The parure was a gift from Greenland and is made of gold, diamond and rubies (however hard I squinted and magnified the pictures, I could find no trace of the latter anywhere though). The tiara is adorned by flowers and other plants of Greenland; five of the largest flowers can be converted into brooches. The tiara is named Naasut Tiara for a very simple reason: "naasut" means "flowers" in Greenlandic.
|The Naasut Tiara and Earrings
The earrings each consist of two gold bellflowers with four smaller ones hanging on gold threads from the middle. The entire parure cost about 300,000 kroner - roughly, about 40,000 Euros - to make.
The gold used for the creation of the set came from a mine in South Greenland. Years ago, gold from the mine was used to mind coins commemorating the International Polar Year. Some of the coins remained in National Bank’s vaults so when the idea of a gift to the Queen was first considered, the Bank was contacted with an offer to melt about a kilogram of gold coins to use them for the purpose.
|Queen Margrethe is presented with the parure (left), and trying on the earrings from the set (right)
The first setting wasn't a tiara though: initially, jeweller Nicholas Appel created a beautiful bouquet of flowers. As with the tiara, five of the largest flowers in the bouquet were detachable and could b worn as brooches. Later, with the Queen’s collaboration, the bouquet was transferred into a tiara and a matching pair of earrings.

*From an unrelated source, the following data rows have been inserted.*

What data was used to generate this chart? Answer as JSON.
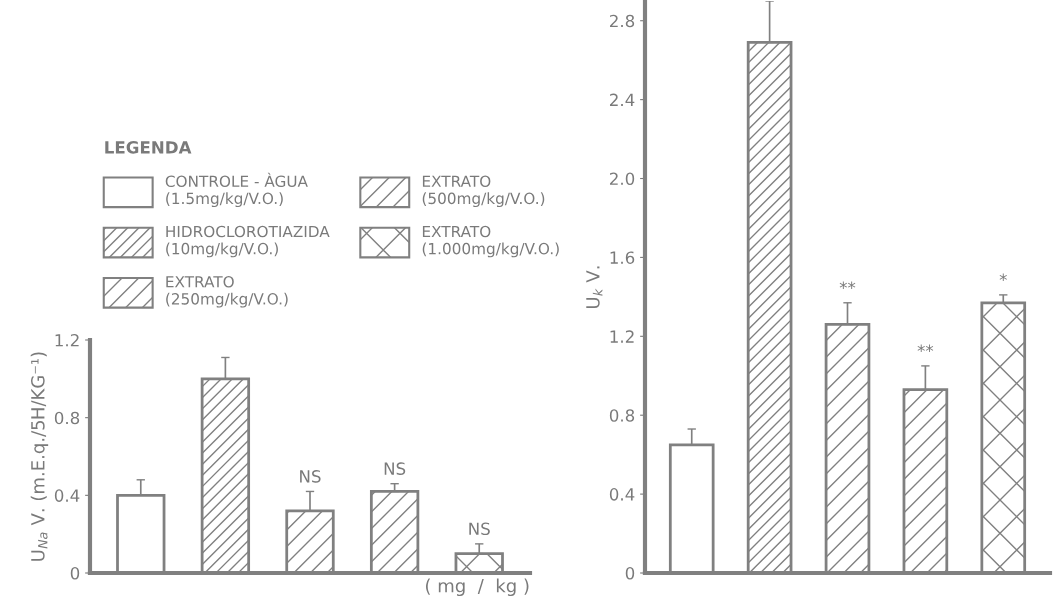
{
  "chart_data": [
    {
      "type": "bar",
      "ylabel": "U$_{Na}$ V. (m.E.q./5H/KG⁻¹)",
      "xlabel": "( mg  /  kg )",
      "legend_title": "LEGENDA",
      "legend": "top left",
      "grid": false,
      "tick_labels": "y",
      "categories": [
        null,
        null,
        null,
        null,
        null
      ],
      "ylim": [
        0,
        1.2
      ],
      "yticks": [
        0,
        0.4,
        0.8,
        1.2
      ],
      "series": [
        {
          "name": "CONTROLE - ÀGUA\n(1.5mg/kg/V.O.)",
          "color": "#808080",
          "values": [
            0.4,
            null,
            null,
            null,
            null
          ],
          "errors": [
            [
              0.4,
              0.48
            ],
            null,
            null,
            null,
            null
          ]
        },
        {
          "name": "HIDROCLOROTIAZIDA\n(10mg/kg/V.O.)",
          "color": "#808080",
          "values": [
            null,
            1.0,
            null,
            null,
            null
          ],
          "errors": [
            null,
            [
              1.0,
              1.11
            ],
            null,
            null,
            null
          ]
        },
        {
          "name": "EXTRATO\n(250mg/kg/V.O.)",
          "color": "#808080",
          "values": [
            null,
            null,
            0.32,
            null,
            null
          ],
          "errors": [
            null,
            null,
            [
              0.32,
              0.42
            ],
            null,
            null
          ],
          "value_labels": [
            null,
            null,
            "NS",
            null,
            null
          ]
        },
        {
          "name": "EXTRATO\n(500mg/kg/V.O.)",
          "color": "#808080",
          "values": [
            null,
            null,
            null,
            0.42,
            null
          ],
          "errors": [
            null,
            null,
            null,
            [
              0.42,
              0.46
            ],
            null
          ],
          "value_labels": [
            null,
            null,
            null,
            "NS",
            null
          ]
        },
        {
          "name": "EXTRATO\n(1.000mg/kg/V.O.)",
          "color": "#808080",
          "values": [
            null,
            null,
            null,
            null,
            0.1
          ],
          "errors": [
            null,
            null,
            null,
            null,
            [
              0.1,
              0.15
            ]
          ],
          "value_labels": [
            null,
            null,
            null,
            null,
            "NS"
          ]
        }
      ]
    },
    {
      "type": "bar",
      "ylabel": "U$_{k}$ V.",
      "grid": false,
      "tick_labels": "y",
      "categories": [
        null,
        null,
        null,
        null,
        null
      ],
      "ylim": [
        0,
        2.9
      ],
      "yticks": [
        0,
        0.4,
        0.8,
        1.2,
        1.6,
        {
          "value": 2,
          "label": "2.0"
        },
        2.4,
        2.8
      ],
      "series": [
        {
          "color": "#808080",
          "values": [
            0.65,
            null,
            null,
            null,
            null
          ],
          "errors": [
            [
              0.65,
              0.73
            ],
            null,
            null,
            null,
            null
          ]
        },
        {
          "color": "#808080",
          "values": [
            null,
            2.69,
            null,
            null,
            null
          ],
          "errors": [
            null,
            [
              2.69,
              2.9
            ],
            null,
            null,
            null
          ]
        },
        {
          "color": "#808080",
          "values": [
            null,
            null,
            1.26,
            null,
            null
          ],
          "errors": [
            null,
            null,
            [
              1.26,
              1.37
            ],
            null,
            null
          ],
          "value_labels": [
            null,
            null,
            "**",
            null,
            null
          ]
        },
        {
          "color": "#808080",
          "values": [
            null,
            null,
            null,
            0.93,
            null
          ],
          "errors": [
            null,
            null,
            null,
            [
              0.93,
              1.05
            ],
            null
          ],
          "value_labels": [
            null,
            null,
            null,
            "**",
            null
          ]
        },
        {
          "color": "#808080",
          "values": [
            null,
            null,
            null,
            null,
            1.37
          ],
          "errors": [
            null,
            null,
            null,
            null,
            [
              1.37,
              1.41
            ]
          ],
          "value_labels": [
            null,
            null,
            null,
            null,
            "*"
          ]
        }
      ]
    }
  ]
}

Margrethe was presented with the parure by Josef Motzfeldt, the President of the Greenland Parliament, at a ceremony at Amalienborg in late 2012. It came in a beautiful box designed by Ina Rosing in collaboration with Rasmus Fenhann.

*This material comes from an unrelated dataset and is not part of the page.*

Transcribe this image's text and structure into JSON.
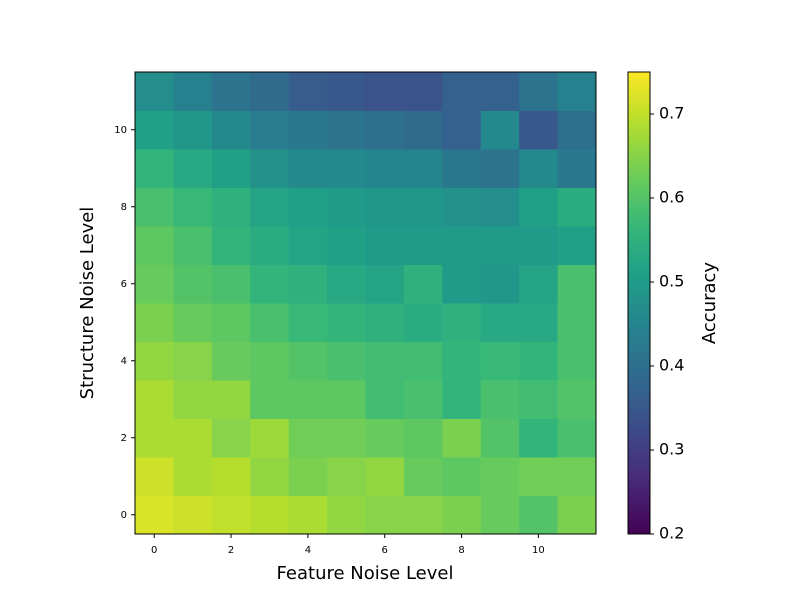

|The original bouquet (left), and gold coins melted to create the parure (right)
Perhaps because she had an active role in the design, the Queen appeared to be very happy with the gift, and promptly tried on the earrings during the presentation.
The début of the tiara took place surprisingly quick; Queen Margrethe wore it for the annual New Year’s Court Banquet at the beginning of January.
|Queen Margrethe wearing the Naasut Tiara and earrings for New Years Banquet in January of 2013
I would lie if I listed this tiara among my favourites but it is not too bad either. I do like the craftsmanship, and the details are really pretty too. What I dislike is the fact it is almost solid gold: the diamonds are very small and the rubies are pretty much invisible (if they exist at all). Besides, I don’t think gold pieces suit Queen Margrethe all that much.
Now, if Mary or Marie – who both have dark hair – wore the tiara, it could probably look really nice.